The senators passed a bill modifying the non-discrimination statement in the ASSU Bylaws, an issue which the senators had debated at length in their April 10 meeting. The bill, which Senator Alon Elhanan ’14 said “actually doesn’t matter” and Ben Laufer ’12 called “mainly symbolic,” added “gender identity, national origin, religious beliefs (or lack thereof), socioeconomic status and/or veteran status” to the non-discrimination clause.
The senators began discussing changes made to the budget for the upcoming Undergraduate Senate and continued debate over revisions in the Alternative Review Process (ARP), which must be approved after a two-year pilot program aimed at reducing barriers to reporting sexual assault.
The current budget’s proposal has eliminated the $3000 pay for the Senate Chair and the $1000 for Deputy Chair (among other stipends), instead choosing to grant $400 stipends for each senator.
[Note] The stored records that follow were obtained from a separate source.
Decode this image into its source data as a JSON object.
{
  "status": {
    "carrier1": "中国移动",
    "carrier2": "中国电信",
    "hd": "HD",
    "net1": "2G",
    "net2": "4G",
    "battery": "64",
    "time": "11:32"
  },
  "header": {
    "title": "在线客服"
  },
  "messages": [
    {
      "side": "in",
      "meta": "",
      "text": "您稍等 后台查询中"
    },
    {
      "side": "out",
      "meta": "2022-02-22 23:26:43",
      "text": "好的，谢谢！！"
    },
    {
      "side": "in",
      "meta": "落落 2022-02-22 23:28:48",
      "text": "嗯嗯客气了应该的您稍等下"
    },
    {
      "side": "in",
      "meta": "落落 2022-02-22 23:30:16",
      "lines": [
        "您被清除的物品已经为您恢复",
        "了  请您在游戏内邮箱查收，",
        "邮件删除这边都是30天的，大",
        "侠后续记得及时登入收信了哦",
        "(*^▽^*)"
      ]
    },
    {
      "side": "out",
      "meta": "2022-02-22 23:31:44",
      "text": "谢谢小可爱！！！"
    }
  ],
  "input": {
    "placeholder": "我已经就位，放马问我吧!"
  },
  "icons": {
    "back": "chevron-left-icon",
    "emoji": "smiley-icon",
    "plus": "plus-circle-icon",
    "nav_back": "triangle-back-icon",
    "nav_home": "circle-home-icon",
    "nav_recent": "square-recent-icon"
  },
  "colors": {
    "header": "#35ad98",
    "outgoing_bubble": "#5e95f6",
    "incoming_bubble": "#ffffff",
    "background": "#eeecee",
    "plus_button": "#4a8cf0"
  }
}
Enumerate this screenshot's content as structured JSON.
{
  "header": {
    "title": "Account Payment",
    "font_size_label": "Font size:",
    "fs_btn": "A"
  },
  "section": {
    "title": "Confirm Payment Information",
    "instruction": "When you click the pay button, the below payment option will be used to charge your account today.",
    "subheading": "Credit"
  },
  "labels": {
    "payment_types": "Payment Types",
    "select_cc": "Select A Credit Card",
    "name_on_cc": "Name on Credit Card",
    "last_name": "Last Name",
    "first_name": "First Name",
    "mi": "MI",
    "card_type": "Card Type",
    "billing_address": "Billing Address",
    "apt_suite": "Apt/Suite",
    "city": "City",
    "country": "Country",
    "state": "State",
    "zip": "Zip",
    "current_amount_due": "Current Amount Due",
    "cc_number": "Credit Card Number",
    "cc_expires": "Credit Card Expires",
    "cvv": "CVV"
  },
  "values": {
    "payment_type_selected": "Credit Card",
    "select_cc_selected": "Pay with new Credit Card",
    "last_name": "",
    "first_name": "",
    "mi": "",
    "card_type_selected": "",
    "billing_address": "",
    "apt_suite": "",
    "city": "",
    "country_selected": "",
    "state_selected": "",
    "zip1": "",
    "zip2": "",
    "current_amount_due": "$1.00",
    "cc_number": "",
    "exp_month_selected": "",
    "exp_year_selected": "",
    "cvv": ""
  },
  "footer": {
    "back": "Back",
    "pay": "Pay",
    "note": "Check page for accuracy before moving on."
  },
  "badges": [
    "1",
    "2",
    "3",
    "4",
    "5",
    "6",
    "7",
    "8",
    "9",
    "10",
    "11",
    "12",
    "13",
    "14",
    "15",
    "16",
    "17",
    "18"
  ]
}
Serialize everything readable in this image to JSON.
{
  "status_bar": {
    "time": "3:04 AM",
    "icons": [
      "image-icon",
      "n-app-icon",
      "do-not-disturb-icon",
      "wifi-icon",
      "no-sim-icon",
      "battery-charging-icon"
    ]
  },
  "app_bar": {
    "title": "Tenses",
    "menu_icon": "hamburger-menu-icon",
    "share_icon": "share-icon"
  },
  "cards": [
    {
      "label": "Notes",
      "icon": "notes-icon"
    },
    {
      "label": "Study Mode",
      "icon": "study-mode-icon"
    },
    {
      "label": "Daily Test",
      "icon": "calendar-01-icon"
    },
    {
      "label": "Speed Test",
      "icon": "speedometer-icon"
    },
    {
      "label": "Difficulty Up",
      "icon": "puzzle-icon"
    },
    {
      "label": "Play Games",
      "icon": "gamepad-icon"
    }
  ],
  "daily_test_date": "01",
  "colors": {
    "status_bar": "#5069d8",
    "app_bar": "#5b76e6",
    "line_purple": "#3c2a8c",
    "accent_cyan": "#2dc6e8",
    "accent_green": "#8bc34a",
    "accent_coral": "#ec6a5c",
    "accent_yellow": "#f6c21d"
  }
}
Vasquez, who authored several of the changes, had announced earlier in the meeting that he had decided to allocate the $500 remaining in his discretionary account as a grant for Treasurer Ian Chan ’14, whose work for this year’s senate of securing reimbursements and subsidies, he said, has gone above and beyond the responsibilities of a senator.
Although no one from the Board of Judicial Affairs and only one representative from the Graduate Student Council were present, the debate over the alternative review process(ARP) for sexual assault cases continued to be divisive.
“The law school professor [Dauber] really misled to the point where she even actually might have lied to us about what she said to us that civil cases do not need to be determined by unanimity,” Laufer said of the last week’s joint meeting, where members of the GSC, BJA, and senate discussed revisions of the ARP, “I’ve been at least told…that civil cases actually do need to be confirmed by unanimity; sexual offenses would be considered a civil offense.”